Artık orario'ün İtalyan içindeki anlamı hakkında daha fazla bilgi sahibi olduğunuza göre, seçilen örnekler aracılığıyla bunların nasıl kullanılacağını ve nasıl yapılacağını öğrenebilirsiniz. onları okuyun. Ve önerdiğimiz ilgili kelimeleri öğrenmeyi unutmayın. Web sitemiz sürekli olarak yeni kelimeler ve yeni örneklerle güncellenmektedir, böylece bilmediğiniz diğer kelimelerin anlamlarını İtalyan içinde arayabilirsiniz.
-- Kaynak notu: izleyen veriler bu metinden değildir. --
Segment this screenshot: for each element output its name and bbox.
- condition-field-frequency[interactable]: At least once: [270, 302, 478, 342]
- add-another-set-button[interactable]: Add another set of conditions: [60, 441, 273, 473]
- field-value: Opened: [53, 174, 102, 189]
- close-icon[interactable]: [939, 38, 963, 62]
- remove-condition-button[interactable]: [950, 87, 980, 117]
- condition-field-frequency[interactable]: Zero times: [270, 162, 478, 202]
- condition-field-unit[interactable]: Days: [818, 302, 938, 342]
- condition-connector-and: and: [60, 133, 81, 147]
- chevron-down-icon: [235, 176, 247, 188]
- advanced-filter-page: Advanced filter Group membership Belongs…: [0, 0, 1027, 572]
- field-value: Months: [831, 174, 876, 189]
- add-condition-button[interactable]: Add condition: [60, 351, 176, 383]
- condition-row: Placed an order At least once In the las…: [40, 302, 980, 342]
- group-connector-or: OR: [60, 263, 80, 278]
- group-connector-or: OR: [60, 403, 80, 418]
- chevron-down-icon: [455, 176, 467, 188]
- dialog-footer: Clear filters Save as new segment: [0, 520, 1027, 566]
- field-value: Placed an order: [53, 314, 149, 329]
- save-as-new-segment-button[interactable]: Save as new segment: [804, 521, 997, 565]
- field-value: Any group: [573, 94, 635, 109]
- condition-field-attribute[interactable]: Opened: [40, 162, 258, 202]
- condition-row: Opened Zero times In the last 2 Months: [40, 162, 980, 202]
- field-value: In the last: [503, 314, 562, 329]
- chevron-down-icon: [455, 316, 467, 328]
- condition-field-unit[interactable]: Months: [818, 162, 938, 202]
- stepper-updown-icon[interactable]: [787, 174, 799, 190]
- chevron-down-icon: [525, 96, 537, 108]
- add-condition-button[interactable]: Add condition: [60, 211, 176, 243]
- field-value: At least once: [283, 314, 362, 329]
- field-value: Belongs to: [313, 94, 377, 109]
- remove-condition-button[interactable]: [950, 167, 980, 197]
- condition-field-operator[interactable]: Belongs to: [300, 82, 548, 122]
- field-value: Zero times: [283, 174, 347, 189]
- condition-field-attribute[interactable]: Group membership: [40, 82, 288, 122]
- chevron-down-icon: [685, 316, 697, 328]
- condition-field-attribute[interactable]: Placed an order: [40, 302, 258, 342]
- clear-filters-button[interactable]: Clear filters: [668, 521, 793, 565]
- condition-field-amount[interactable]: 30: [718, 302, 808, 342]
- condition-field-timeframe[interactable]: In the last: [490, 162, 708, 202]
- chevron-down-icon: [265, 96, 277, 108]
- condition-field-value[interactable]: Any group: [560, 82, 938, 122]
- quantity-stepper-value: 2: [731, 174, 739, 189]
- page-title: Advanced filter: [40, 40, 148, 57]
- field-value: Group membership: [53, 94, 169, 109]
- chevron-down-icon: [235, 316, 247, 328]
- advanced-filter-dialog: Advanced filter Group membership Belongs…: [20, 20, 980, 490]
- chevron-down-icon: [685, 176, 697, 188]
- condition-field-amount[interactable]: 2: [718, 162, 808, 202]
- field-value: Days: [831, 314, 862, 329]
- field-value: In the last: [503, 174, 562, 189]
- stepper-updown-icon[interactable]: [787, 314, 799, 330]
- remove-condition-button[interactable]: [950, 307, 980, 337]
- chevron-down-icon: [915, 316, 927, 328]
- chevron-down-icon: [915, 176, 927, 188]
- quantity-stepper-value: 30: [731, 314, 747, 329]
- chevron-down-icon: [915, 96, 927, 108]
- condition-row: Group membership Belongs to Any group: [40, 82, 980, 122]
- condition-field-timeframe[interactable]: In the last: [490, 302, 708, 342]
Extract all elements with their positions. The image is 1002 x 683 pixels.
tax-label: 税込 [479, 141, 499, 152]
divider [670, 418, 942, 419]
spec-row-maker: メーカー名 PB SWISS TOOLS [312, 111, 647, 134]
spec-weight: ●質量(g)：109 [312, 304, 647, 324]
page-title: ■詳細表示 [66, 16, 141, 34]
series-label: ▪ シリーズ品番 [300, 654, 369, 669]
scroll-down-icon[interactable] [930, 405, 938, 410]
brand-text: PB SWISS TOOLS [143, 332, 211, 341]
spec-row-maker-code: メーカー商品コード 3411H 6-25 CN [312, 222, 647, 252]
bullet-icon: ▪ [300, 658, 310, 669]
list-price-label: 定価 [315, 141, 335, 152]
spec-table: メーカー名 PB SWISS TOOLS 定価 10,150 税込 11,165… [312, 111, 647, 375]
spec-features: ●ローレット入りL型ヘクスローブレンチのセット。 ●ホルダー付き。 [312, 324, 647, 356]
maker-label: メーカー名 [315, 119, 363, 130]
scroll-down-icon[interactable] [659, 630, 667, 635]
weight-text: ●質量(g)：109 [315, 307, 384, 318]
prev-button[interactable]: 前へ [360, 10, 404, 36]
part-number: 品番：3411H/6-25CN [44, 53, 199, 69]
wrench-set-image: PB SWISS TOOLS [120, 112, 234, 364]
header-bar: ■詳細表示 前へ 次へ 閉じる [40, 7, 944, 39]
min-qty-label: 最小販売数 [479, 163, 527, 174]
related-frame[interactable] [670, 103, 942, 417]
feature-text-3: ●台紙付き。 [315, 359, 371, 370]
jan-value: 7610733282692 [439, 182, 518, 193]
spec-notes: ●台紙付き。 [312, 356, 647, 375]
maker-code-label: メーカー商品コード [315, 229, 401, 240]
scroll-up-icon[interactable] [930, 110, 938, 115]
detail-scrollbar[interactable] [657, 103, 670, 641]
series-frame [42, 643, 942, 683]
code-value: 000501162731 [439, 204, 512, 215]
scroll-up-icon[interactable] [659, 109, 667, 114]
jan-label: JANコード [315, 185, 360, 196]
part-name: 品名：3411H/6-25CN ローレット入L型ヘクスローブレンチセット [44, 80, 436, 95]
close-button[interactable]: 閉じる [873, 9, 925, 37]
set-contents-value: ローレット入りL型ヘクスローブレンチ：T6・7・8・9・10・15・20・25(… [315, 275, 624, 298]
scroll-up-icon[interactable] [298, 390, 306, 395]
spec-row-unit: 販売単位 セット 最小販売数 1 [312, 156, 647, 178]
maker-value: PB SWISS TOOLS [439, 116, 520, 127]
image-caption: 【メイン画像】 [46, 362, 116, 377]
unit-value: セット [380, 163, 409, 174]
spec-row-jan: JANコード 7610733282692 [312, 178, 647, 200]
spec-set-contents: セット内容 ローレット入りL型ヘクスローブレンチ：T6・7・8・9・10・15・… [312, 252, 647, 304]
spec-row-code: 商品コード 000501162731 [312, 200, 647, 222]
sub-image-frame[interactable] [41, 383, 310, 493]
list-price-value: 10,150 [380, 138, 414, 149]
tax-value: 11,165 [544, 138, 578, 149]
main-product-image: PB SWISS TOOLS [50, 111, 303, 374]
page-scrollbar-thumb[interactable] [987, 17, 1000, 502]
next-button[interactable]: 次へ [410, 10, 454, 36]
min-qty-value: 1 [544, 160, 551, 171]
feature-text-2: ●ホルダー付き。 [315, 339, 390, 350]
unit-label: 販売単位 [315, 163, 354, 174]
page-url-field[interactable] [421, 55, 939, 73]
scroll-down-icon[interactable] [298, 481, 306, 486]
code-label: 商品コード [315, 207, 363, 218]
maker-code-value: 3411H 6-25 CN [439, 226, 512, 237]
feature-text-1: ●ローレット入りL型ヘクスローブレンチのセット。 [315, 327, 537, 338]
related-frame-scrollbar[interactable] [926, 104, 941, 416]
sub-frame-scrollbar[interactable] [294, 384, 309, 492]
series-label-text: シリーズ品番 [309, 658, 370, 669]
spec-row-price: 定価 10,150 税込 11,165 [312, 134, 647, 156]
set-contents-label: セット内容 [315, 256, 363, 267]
İtalyan hakkında bilginiz var mı

İtalyan (italiano) bir Roman dilidir ve çoğu İtalya'da yaşayan yaklaşık 70 milyon insan tarafından konuşulmaktadır. İtalyanca Latin alfabesini kullanır. J, K, W, X ve Y harfleri standart İtalyan alfabesinde yoktur, ancak yine de İtalyancadan ödünç alınan kelimelerde görünürler. İtalyanca, 67 milyon kişiyle (AB nüfusunun %15'i) Avrupa Birliği'nde en çok konuşulan ikinci dildir ve 13.4 milyon AB vatandaşı (%3) tarafından ikinci dil olarak konuşulmaktadır. İtalyanca, Vatikan'ın başlıca çalışma dilidir ve Roma Katolik hiyerarşisinde lingua franca olarak hizmet eder. İtalyanların yayılmasına yardımcı olan önemli bir olay, Napolyon'un 19. yüzyılın başlarında İtalya'yı fethi ve işgaliydi. Bu fetih, birkaç on yıl sonra İtalya'nın birleşmesini teşvik etti ve İtalyan dilinin dilini zorladı. İtalyanca, yalnızca sekreterler, aristokratlar ve İtalyan mahkemeleri arasında değil, aynı zamanda burjuvazi tarafından da kullanılan bir dil haline geldi.